- Starring: Michael Palin
- Country of origin: United Kingdom
- No. of episodes: 1

Production
- Running time: 60 min

Original release
- Network: BBC One
- Release: 30 December 2008

= Around the World in 20 Years =

2008 British television travel documentary programme

Around the World in 20 Years (Also known as Around the World in 80 Days – 20 Years On) is a BBC television travel documentary first broadcast in December 2008, presented by Michael Palin. It follows him as he retraces the Dubai – Mumbai leg of his journey Around the World in 80 Days with Michael Palin. Also featured is his reunion with the captain and crew of the al-Shama dhow, in which he had undertaken the journey 20 years ago. Palin finds the captain of the al-Shama in Gujarat and is heartily welcomed. He also reunites with several of the surviving crew members and discovers several of them have since died, including the old man whom he'd let listen to Bruce Springsteen on his Walkman during the voyage.
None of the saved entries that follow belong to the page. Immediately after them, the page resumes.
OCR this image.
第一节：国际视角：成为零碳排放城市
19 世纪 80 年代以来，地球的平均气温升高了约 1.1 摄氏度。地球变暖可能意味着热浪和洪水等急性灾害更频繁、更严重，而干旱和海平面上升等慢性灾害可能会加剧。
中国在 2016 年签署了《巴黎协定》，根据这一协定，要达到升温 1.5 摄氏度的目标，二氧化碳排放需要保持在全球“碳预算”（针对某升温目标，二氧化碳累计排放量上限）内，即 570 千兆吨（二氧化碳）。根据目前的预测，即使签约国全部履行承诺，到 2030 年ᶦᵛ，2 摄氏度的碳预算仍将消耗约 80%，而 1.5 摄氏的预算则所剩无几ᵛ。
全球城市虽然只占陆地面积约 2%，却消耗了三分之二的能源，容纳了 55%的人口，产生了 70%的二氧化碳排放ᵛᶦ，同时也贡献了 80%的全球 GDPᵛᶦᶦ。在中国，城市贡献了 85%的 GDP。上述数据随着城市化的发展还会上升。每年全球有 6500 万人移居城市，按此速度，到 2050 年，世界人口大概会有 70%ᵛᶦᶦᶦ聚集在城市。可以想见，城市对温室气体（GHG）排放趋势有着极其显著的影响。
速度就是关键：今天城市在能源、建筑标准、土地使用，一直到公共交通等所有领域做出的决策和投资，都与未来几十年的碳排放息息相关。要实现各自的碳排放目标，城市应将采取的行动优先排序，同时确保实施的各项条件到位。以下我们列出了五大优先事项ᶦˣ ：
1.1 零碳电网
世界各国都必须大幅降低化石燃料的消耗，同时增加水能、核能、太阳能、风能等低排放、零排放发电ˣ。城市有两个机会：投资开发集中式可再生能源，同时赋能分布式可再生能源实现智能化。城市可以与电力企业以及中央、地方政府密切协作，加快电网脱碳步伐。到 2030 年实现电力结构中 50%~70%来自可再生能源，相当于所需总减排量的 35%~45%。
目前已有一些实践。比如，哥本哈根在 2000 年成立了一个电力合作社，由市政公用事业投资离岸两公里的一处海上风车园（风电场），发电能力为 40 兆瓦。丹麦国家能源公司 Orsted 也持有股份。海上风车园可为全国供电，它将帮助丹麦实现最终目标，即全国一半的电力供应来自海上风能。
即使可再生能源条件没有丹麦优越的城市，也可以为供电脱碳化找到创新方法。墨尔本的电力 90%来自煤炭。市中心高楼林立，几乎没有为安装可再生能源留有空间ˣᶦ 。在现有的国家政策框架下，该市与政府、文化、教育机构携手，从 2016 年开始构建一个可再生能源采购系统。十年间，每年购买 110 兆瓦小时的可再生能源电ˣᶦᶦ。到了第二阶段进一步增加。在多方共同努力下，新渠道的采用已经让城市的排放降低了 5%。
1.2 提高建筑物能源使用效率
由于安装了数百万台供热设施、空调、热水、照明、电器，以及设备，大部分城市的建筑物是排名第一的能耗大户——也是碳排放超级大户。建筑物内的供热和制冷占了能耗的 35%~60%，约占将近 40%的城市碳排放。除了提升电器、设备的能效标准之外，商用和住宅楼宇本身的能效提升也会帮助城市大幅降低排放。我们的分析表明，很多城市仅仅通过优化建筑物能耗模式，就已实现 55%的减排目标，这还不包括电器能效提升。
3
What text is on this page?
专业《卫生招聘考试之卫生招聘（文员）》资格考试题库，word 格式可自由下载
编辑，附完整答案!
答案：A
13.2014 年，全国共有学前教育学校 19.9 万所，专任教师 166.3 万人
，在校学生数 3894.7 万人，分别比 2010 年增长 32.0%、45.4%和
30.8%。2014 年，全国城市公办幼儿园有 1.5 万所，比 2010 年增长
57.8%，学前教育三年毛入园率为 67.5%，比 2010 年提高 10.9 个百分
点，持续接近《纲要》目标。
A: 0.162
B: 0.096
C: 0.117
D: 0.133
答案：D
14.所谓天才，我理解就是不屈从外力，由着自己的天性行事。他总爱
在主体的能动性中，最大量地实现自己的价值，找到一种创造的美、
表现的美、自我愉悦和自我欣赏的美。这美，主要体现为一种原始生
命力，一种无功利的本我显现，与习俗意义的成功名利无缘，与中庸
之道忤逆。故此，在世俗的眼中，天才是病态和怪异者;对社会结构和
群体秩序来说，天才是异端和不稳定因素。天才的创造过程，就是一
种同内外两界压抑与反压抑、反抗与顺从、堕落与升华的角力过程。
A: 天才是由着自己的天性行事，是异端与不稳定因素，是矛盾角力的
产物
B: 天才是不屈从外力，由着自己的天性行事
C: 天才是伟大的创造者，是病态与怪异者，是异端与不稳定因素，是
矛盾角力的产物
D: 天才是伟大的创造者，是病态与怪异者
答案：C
The captain also reveals that the al-Shama was lost at sea in the Indian Ocean a few months before when it was being towed for repairs. Several of the other crew members arrive after Palin and they all gather round Palin's portable DVD player to watch some of the original broadcast. The captain reveals that he had seen the miniseries when it was shown on BBC. The documentary ends with a shot of Palin and the crew members happily sharing a hammam.

A Special 20th Anniversary Edition of the Around the World... book was also published, titled Around the World in 80 days – Revisited, which incorporated pictures from, as well as an account of, this journey.